From Resonant to Broadband Searches for WISPy Cold Dark Matter
Joerg Jaeckel, Javier Redondo

TL;DR
This paper explores the relationship between resonant and broadband detection methods for WISPy cold dark matter, analyzing how cavity size influences sensitivity and enabling more effective searches for axions and hidden photons.
Contribution
It clarifies the connection between resonant cavity and broadband detection setups, providing insights into sensitivity limits for large-scale off-resonance cavity experiments.
Findings
Transition from resonant to broadband detection modes analyzed
Sensitivity estimates for large cavities beyond photon wavelength derived
Guidelines for optimizing cavity-based dark matter searches established
Abstract
Dark matter may consist of light, very weakly interacting bosons, produced non-thermally in the early Universe. Prominent examples of such very weakly interacting slim particles (WISPs) are axions and hidden photons.

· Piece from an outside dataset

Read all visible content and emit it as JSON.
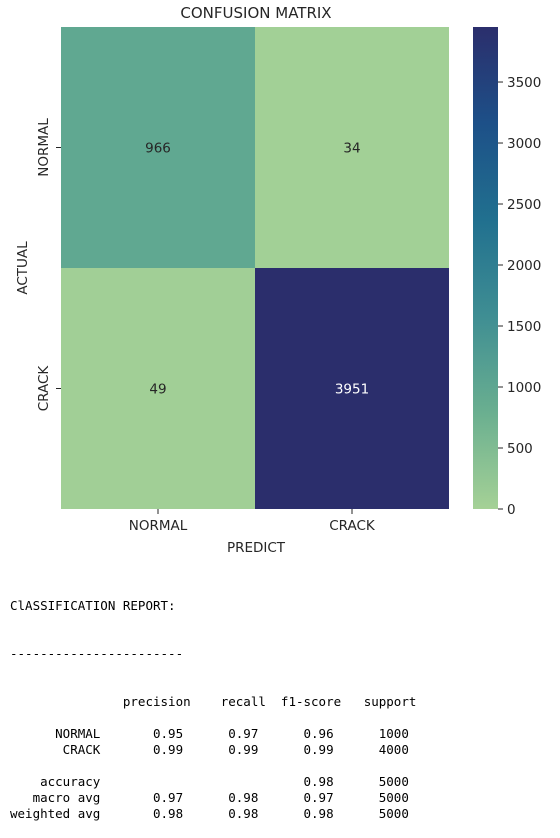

Direct detection experiments for such particles are based on the conversion of these particles into photons. This can be done in resonant cavities, featuring a resonant enhancement, or by using suitably shaped reflecting surfaces that allow for broadband searches. In this note we want to elucidate the relation between the two setups and study the transition from resonant to broadband searches. This then allows to determine the sensitivity of off-resonance cavity searches for cavities much larger than the wavelength of the generated photons.